Understanding California Wines
Understanding California Wines
Confused by California Wines?
Are you confused by the ever-increasing number of new California labels on wine lists these days? If so, join the club. With more than 250 wineries in both Napa and Sonoma alone, there are endless choices for a restaurant wine buyer. Any restaurant that wants to be known for their wine list will naturally feature many of the newest and "hottest" wineries available today. All of this can lead to indecision and puzzled looks from consumers.
While no one can possibly become familiar with every wine produced in California, there is hope for the wine lover. By learning the system of labeling known as appellation, a wine drinker can better understand what style of wine he or she is ordering. It may not be 100% foolproof, but it will put you in command when ordering off a wine list at a trendy restaurant.
the appellation system
On its most basic level, the appellation system identifies where the grapes used to produce any bottle of wine were grown. Used throughout France and Italy (where it is known as D.O.C. or denominazione di origine controllata), this system also lets the buyer know about the specific types of grapes used in a wine along with other categories such as minimum alcohol and yield in the vineyards.
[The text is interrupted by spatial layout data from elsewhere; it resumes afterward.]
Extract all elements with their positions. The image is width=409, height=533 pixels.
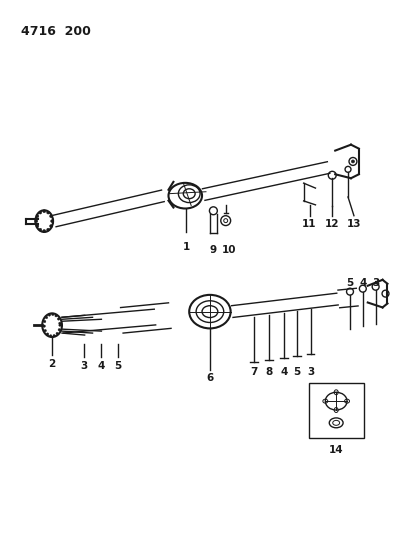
Text: 2: 2 (49, 359, 56, 369)
Circle shape (52, 313, 54, 316)
Text: 5: 5 (293, 367, 300, 377)
Text: 13: 13 (347, 219, 361, 229)
Text: 7: 7 (251, 367, 258, 377)
Circle shape (43, 320, 46, 322)
Circle shape (58, 328, 61, 331)
Circle shape (45, 317, 48, 319)
Text: 10: 10 (221, 245, 236, 255)
Circle shape (59, 324, 61, 326)
Circle shape (57, 318, 60, 320)
Text: 5: 5 (346, 278, 354, 288)
Circle shape (47, 228, 49, 231)
Text: 4: 4 (280, 367, 288, 377)
Text: 8: 8 (265, 367, 273, 377)
Text: 12: 12 (325, 219, 339, 229)
Circle shape (35, 220, 38, 223)
Circle shape (48, 314, 51, 316)
Text: 3: 3 (80, 361, 87, 371)
Text: 4: 4 (359, 278, 366, 288)
Circle shape (46, 333, 49, 335)
Circle shape (351, 160, 355, 163)
Circle shape (36, 215, 39, 217)
Circle shape (43, 230, 46, 232)
Circle shape (49, 215, 52, 217)
Circle shape (39, 211, 42, 214)
Circle shape (58, 322, 61, 325)
Circle shape (36, 224, 39, 228)
Circle shape (49, 224, 52, 228)
Circle shape (44, 329, 47, 332)
Text: 3: 3 (307, 367, 314, 377)
Text: 11: 11 (302, 219, 317, 229)
Text: 5: 5 (115, 361, 122, 371)
Circle shape (43, 325, 45, 327)
Text: 4: 4 (98, 361, 105, 371)
Circle shape (51, 220, 54, 223)
Circle shape (39, 228, 42, 231)
Text: 9: 9 (209, 245, 216, 255)
Text: 1: 1 (183, 243, 190, 252)
Circle shape (55, 314, 57, 317)
Circle shape (43, 210, 46, 213)
Text: 14: 14 (329, 445, 344, 455)
Circle shape (49, 335, 52, 337)
Text: 3: 3 (372, 278, 379, 288)
Circle shape (53, 335, 55, 337)
Circle shape (56, 332, 58, 335)
Circle shape (47, 211, 49, 214)
Text: 4716  200: 4716 200 (20, 26, 90, 38)
Text: 6: 6 (206, 373, 213, 383)
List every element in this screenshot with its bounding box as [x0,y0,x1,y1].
The United States has adopted the appellation system, but only when it comes to identifying the place where the grapes were grown. (The grape types are usually identified on the label; a Cabernet Sauvignon must have at least 75% of that grape to be labeled in that fashion.) The appellations in the United States are called American Viticultural Areas (AVA), having first been established in the late 1970s. Simply put, AVA are growing districts. There are over 130 AVA in the United States, with 81 of them in California alone. While this may seem to be a large number, these AVA have been established to help wineries market their products to a more focused audience as well as helping consumers learn the geography of wine regions and why particular wines taste the way they do.
An AVA is established not by the government, but by a group of vintners who draw up a set of boundaries. To help the vintners determine these boundaries, the Bureau of Alcohol, Tobacco and Firearms (BATF) has established guidelines for creating an AVA. The name chosen for a particular area must be locally or nationally known; there must be historical evidence that the area's boundaries have basis in fact; the boundaries must appear on a map and finally, there must be evidence detailing the geographical features in the AVA, such as a stream, mountain range or other physical features. (Once an AVA is created, the law states that a winery can only label their wine with a specific AVA if at least 85% of the grapes are from that appellation.)
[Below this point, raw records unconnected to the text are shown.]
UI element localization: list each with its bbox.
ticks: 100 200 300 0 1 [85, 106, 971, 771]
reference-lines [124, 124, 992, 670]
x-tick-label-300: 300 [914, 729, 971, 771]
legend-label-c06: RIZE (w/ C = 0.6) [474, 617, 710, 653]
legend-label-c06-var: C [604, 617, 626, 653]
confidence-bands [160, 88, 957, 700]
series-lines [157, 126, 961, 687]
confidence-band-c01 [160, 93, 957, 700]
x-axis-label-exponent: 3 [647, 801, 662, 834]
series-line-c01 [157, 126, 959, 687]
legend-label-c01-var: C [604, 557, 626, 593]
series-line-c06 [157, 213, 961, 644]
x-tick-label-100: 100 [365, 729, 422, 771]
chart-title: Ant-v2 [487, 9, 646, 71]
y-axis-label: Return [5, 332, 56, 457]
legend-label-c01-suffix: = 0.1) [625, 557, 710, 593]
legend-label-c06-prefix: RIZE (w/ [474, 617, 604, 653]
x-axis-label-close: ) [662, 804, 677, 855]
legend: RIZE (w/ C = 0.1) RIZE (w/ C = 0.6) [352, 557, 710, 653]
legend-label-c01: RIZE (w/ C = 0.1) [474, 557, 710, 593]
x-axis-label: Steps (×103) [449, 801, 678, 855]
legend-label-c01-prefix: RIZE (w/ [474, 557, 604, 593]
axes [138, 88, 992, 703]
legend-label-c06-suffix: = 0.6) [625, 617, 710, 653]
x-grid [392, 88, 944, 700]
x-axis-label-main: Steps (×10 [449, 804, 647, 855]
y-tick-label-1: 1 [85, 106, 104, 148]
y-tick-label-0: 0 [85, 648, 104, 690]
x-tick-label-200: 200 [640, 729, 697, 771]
As Napa is best known for its Cabernet Sauvignons, most of the AVA there are judged according to the regional distinctiveness each displays with that varietal. For example, the Stags Leap District, located in the southeastern portion of Napa, is a fairly cool site compared to the middle or upper valley. Therefore, the Cabernet Sauvignons produced here are lighter in style and have softer tannins than those produced from Oakville, which is directly north. The wines produced from another AVA known as Howell Mountain are altogether different. This AVA starts at the 1,400 foot elevation and produces wines that are limited in yield, but are intense in their flavor and tannins. These wines are probably not what you would choose for your next dinner, as they demand years of cellaring.
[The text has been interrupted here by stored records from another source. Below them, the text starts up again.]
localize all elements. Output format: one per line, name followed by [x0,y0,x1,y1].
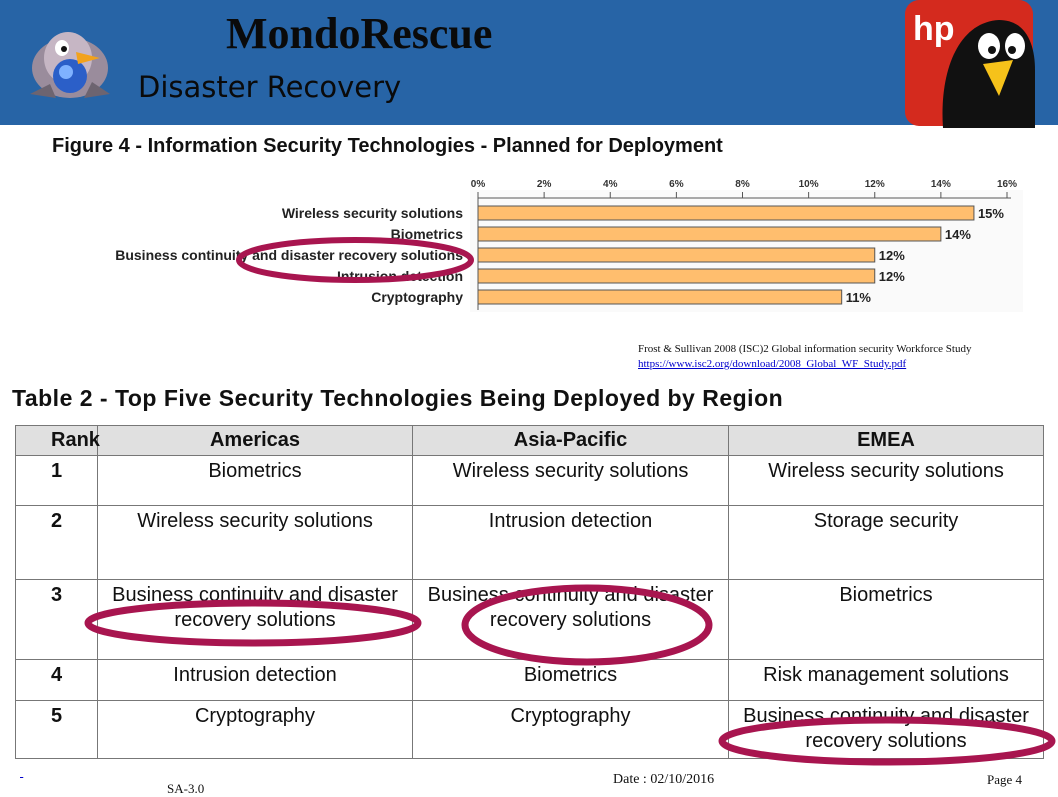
category-label: Wireless security solutions [282,205,463,221]
penguin-logo-icon [30,32,110,98]
americas-cell: Wireless security solutions [97,505,413,580]
value-label: 12% [879,248,905,263]
value-label: 11% [846,290,872,305]
table-row: 2 Wireless security solutions Intrusion … [15,505,1044,580]
x-tick-label: 6% [669,179,684,190]
asia-pacific-cell: Cryptography [412,700,729,759]
figure-title: Figure 4 - Information Security Technolo… [52,135,723,157]
slide-subtitle: Disaster Recovery [138,70,402,104]
emea-cell: Biometrics [728,579,1044,660]
slide-header [0,0,1058,125]
x-tick-label: 12% [865,179,885,190]
rank-cell: 4 [15,659,98,701]
category-label: Cryptography [371,289,463,305]
category-label: Intrusion detection [337,268,463,284]
americas-cell: Business continuity and disaster recover… [97,579,413,660]
footer-date: Date : 02/10/2016 [613,772,715,787]
bar [477,247,876,263]
category-label: Biometrics [391,226,464,242]
source-link[interactable]: https://www.isc2.org/download/2008_Globa… [638,358,907,370]
value-label: 14% [945,227,971,242]
bar [477,205,975,221]
footer-link[interactable] [20,764,23,779]
rank-cell: 1 [15,455,98,506]
header-asia-pacific: Asia-Pacific [412,425,729,456]
slide-title: MondoRescue [226,9,493,58]
table-header-row: Rank Americas Asia-Pacific EMEA [15,425,1044,456]
footer-page-number: Page 4 [987,772,1023,787]
bar [477,289,843,305]
hp-logo-text: hp [913,10,955,48]
value-label: 15% [978,206,1004,221]
table-row: 5 Cryptography Cryptography Business con… [15,700,1044,759]
footer-license: SA-3.0 [167,781,205,796]
x-tick-label: 0% [471,179,486,190]
x-tick-label: 10% [799,179,819,190]
bar [477,268,876,284]
emea-cell: Risk management solutions [728,659,1044,701]
asia-pacific-cell: Biometrics [412,659,729,701]
source-citation: Frost & Sullivan 2008 (ISC)2 Global info… [638,342,971,372]
rank-cell: 2 [15,505,98,580]
x-tick-label: 8% [735,179,750,190]
asia-pacific-cell: Business continuity and disaster recover… [412,579,729,660]
header-rank: Rank [15,425,100,456]
region-table: Rank Americas Asia-Pacific EMEA 1 Biomet… [15,425,1044,759]
x-tick-label: 2% [537,179,552,190]
americas-cell: Intrusion detection [97,659,413,701]
source-text: Frost & Sullivan 2008 (ISC)2 Global info… [638,343,972,355]
emea-cell: Wireless security solutions [728,455,1044,506]
category-label: Business continuity and disaster recover… [115,247,463,263]
table-row: 3 Business continuity and disaster recov… [15,579,1044,660]
asia-pacific-cell: Intrusion detection [412,505,729,580]
x-tick-label: 4% [603,179,618,190]
header-emea: EMEA [728,425,1044,456]
rank-cell: 3 [15,579,98,660]
americas-cell: Cryptography [97,700,413,759]
x-tick-label: 16% [997,179,1017,190]
emea-cell: Business continuity and disaster recover… [728,700,1044,759]
asia-pacific-cell: Wireless security solutions [412,455,729,506]
hp-penguin-logo-icon: hp [905,0,1035,128]
table-title: Table 2 - Top Five Security Technologies… [12,385,784,411]
bar-chart: 0% 2% 4% 6% 8% 10% 12% 14% 16% Wireless security … [115,179,1023,312]
table-row: 1 Biometrics Wireless security solutions… [15,455,1044,506]
emea-cell: Storage security [728,505,1044,580]
x-tick-label: 14% [931,179,951,190]
rank-cell: 5 [15,700,98,759]
bar [477,226,942,242]
footer-links [20,764,23,780]
americas-cell: Biometrics [97,455,413,506]
table-row: 4 Intrusion detection Biometrics Risk ma… [15,659,1044,701]
value-label: 12% [879,269,905,284]
header-americas: Americas [97,425,413,456]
A similar comparison can be made in Sonoma County with Chardonnay. Two of the best known AVA here are the Russian River Valley and the Alexander Valley. As the former AVA is closer to the ocean and thus cooler than the latter, there are stylistic differences in the Chardonnays produced from each growing district; the Russian River Chardonnays are noted for their tropical fruit flavors, while apple and citrus are more closely identified with the examples from the Alexander Valley.
not a perfect system
Not all of the AVA established in California are so clear cut in their identity as this is not a perfect system. Some of the newer AVA have been established simply because a winery or group of wineries did not belong to an existing AVA. But when this system works as it does with Cabernet Sauvignon in Napa or Chardonnay in Sonoma, it helps bring California wine into focus.
Getting back to those unfamiliar choices on that wine list, use the system of AVA the next time you are a little bit hesitant about a producer. If you like the Chardonnays produced by De Loach Vineyards in Russian River Valley and cannot find that wine on the list, look for another Chardonnay from that appellation. While another producer's wine from Russian River Valley will have some differences, there should be a similar stylistic thread that is shared by these wines. If the list does not mention the appellations, ask the wine steward or manager about a particular wine; they should be able to provide that information for you. Now you can enjoy wine out of your personalized wine glass that you actually understand and feel comfortable with. Good luck!